I am happy to report that I have cosponsored the Pilot’s Bill of Rights 2, allowing our private pilots to operate lighter, recreational aircraft using the fitness test under Alaska driver’s license requirements. This legislation represents what regulatory balance is about.
With the advent of unmanned aircraft systems (UAS) entering our airspace – and I am really talking about the introduction of commercial use because we have always had some pretty active recreational enthusiasts – it is important to remember that Alaska has a great opportunity as a national test site. We have the chance to create a system, test the latest equipment and safely implement beyond line of site flying. To be clear, this process must ensure the privacy of individuals and this is why our UAS community is using sites such as the airspace off Oliktok Point over the Arctic Ocean to test capabilities.

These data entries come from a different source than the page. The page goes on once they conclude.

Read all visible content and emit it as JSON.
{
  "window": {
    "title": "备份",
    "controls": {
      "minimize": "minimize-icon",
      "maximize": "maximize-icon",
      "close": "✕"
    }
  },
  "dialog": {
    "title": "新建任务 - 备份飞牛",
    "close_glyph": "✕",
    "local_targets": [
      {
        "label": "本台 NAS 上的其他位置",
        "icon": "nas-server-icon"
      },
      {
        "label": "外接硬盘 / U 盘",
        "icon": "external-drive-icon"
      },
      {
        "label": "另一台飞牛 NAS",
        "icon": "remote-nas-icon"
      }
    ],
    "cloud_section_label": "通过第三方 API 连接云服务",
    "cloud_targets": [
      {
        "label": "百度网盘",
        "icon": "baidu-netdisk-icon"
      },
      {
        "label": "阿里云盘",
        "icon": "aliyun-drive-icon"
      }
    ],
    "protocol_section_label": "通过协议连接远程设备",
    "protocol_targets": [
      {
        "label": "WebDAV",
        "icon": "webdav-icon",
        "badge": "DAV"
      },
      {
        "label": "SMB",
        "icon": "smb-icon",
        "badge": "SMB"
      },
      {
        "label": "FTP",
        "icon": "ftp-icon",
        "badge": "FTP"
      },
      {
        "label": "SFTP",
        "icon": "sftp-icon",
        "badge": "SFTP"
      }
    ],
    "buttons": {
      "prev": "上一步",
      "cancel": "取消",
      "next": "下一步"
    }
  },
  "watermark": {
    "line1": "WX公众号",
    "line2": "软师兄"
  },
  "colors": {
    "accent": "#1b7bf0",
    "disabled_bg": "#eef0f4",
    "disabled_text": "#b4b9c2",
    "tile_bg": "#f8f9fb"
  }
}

Last, I know the expansion of Joint Pacific Alaska Range Complex airspace is out for public comment. Of course, ensuring adequate communication between military and civilian aircraft at all times is paramount. As discussions move forward on this expansion, care must be given to times of planned exercises while understanding the importance of hunting season here in Alaska. During the last expansion, all parties committed to a workable solution and I am hopeful the same will occur again.
Please continue to provide feedback for the FAA reauthorization. I welcome your input and we need that input given the critical importance of aviation in our state. Thank you.